Ayrıca sanığın cezasının adli para cezasına çevrilmesine, cezanın ertelenmesine ya da hükmün açıklanmasının geri bırakılması kurumunun uygulanmasına yer olmadığına ve hakkında uygulanan yurtdışına çıkış yasağı adli kontrol tedbirinin devamına ve tutuklama taleplerinin reddine karar verildi.
Duruşma Sonrası
‘90’lı Yıllardan Beri Sistematik Bir Şekilde Uygulanan Cezasızlık, Kendisini Bu Dosyada Gösterdi’
Şen ailesi ve avukatları, karara ilişkin Diyarbakır Adliyesi önünde bekleyen gazetecilere açıklama yaptı. İlk olarak konuşan İHD Diyarbakır Şube Başkanı Av. Ercan Yılmaz, başka dosyalarda aşina oldukları cezasızlık uygulamalarının bu dosyada da karşılarına çıktığını belirtti. Yılmaz, Helin Hasret Şen için başlatılan hukuk mücadelesine destek veren hukukçu ve sivil toplum örgütlerine teşekkür etti. Kararı değerlendiren Yılmaz şunları söyledi “Bu cezanın işlenen suçun karşılığı olmadığını, herhangi bir silahlı çatışmanın olmamasına rağmen yetkisini aşarak ve hedef gözeterek, Helin Şen’in ölümüne sebebiyet veren kolluk görevlisini kasten insan öldürme suçundan ceza verilmesi gerektiğini düşündük. Bunu mahkemeye delilerimizle ve dosyada yer alan görüntüleri defalarca ifade ettik. Bu celsede de bu talepte bulunduk. Ancak 90’lı yıllardan bu yana sistematik bir şekilde uygulanan cezasızlık politikası bugün Diyarbakır Adliyesinde kendisini bir kez daha gösterdi. Mücadelemiz devam edecek. 8 yıldır ailenin sürdürdüğü bir hukuk mücadelesi var. İHD ve insan hakları savunucuların verdiği bir mücadele var. Artık bir sonraki aşamaya geçmiş durumdu. İstinaf Mahkemesi süreci başlayacak. Hukuk mücadelemizi sürdüreceğiz.” şeklinde konuştu.

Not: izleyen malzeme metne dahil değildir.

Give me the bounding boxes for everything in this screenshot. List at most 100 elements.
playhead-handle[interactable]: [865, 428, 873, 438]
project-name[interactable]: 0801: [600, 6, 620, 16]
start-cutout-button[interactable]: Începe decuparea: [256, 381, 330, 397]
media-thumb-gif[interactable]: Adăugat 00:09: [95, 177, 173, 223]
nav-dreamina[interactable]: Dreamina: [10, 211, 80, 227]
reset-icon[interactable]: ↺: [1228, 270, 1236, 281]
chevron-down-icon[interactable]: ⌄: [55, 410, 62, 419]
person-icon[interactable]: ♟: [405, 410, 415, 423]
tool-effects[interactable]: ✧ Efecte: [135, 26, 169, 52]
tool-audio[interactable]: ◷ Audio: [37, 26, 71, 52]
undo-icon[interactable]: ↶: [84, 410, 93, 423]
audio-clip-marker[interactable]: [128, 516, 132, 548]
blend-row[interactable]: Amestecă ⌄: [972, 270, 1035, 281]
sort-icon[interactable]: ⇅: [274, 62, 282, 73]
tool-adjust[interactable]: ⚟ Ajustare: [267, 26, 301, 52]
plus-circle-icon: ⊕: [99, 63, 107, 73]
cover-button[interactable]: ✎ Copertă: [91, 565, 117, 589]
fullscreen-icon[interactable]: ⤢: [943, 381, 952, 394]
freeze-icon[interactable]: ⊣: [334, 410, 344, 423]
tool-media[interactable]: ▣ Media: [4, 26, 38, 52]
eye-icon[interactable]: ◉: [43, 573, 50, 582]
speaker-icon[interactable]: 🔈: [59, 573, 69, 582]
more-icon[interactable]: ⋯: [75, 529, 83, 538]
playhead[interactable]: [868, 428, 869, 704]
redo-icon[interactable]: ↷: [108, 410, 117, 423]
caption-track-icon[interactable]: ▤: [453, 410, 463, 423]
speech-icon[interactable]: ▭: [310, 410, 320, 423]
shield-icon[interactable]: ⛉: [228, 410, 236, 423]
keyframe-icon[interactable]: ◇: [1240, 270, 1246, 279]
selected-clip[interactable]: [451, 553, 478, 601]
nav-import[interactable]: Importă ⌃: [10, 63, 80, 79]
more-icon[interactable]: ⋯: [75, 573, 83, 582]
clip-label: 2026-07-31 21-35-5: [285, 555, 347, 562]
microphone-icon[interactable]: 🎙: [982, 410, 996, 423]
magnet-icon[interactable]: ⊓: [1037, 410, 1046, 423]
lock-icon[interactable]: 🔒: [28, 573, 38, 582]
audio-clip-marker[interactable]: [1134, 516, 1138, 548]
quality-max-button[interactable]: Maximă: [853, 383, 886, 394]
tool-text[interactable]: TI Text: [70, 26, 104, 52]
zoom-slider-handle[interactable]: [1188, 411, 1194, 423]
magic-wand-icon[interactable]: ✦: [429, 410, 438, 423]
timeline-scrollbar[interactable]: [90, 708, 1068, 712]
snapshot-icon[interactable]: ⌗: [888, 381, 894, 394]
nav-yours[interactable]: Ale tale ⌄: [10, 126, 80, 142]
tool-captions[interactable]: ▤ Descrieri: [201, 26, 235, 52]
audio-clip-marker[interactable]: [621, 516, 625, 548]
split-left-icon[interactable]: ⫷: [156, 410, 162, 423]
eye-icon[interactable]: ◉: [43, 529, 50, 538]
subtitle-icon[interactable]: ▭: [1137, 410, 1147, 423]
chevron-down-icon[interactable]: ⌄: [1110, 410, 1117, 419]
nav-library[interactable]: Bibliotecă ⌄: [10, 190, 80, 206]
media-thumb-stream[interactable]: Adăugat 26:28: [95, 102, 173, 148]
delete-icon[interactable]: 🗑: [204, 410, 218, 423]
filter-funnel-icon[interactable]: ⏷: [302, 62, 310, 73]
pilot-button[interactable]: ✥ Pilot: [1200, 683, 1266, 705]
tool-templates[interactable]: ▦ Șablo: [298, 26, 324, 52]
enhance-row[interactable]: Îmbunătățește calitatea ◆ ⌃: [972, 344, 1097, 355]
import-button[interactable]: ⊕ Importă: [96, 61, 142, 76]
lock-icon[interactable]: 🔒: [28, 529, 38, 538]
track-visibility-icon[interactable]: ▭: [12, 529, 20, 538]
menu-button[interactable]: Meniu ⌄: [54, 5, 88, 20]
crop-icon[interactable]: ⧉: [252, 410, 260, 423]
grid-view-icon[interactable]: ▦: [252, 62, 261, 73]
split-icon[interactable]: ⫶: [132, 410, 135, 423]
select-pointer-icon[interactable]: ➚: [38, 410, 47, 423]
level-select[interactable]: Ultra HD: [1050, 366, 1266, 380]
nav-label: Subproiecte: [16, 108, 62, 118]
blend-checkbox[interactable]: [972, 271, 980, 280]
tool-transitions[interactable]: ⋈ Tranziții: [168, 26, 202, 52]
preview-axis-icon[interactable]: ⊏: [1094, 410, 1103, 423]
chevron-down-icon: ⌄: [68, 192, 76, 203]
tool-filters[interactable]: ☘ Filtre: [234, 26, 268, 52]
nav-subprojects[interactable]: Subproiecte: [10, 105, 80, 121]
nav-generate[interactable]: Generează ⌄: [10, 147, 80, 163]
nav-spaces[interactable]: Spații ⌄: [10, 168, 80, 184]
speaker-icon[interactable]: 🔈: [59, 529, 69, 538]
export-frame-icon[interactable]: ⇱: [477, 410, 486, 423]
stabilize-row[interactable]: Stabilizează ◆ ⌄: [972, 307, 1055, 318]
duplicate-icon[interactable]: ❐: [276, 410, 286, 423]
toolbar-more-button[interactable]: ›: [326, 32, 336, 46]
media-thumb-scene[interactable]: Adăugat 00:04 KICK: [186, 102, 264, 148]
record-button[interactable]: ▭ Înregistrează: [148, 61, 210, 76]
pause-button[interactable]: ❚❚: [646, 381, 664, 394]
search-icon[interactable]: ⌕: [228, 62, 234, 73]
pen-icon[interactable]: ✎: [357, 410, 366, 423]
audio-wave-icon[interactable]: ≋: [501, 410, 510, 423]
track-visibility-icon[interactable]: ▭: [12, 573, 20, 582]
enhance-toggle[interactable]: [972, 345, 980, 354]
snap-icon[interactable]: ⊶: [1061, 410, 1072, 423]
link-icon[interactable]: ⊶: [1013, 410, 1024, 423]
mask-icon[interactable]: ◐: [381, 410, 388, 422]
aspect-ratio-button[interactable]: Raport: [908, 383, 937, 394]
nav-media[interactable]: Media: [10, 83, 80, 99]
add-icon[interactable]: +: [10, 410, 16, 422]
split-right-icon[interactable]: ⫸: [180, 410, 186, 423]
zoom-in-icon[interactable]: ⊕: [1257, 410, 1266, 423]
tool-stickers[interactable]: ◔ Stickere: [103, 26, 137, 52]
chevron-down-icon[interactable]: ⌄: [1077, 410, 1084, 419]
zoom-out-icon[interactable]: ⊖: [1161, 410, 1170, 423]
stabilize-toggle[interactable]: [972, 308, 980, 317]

Nazmiye Şen: Adalet Mücadelemden Asla Vazgeçmeyeceğim
Nazmiye Şen, “Adalet mücadelemizi sonuna kadar götüreceğiz. İster 20 yıl olsun ister 30 yıl olsun, ömrümüz yettikçe kesinlikle ve kesinlikle hiçbir zaman adalet mücadelemden vazgeçmeyeceğim. Davadan istediğim sonucu alana, fail yargılanana kadar… En ağır cezayı alana kadar adalet mücadelemden asla ve asla vazgeçmeyeceğim. Hiçbir şey beni yıldıramaz. Ayakta kalıp kızımın mücadelesine devam edeceğim.” dedi.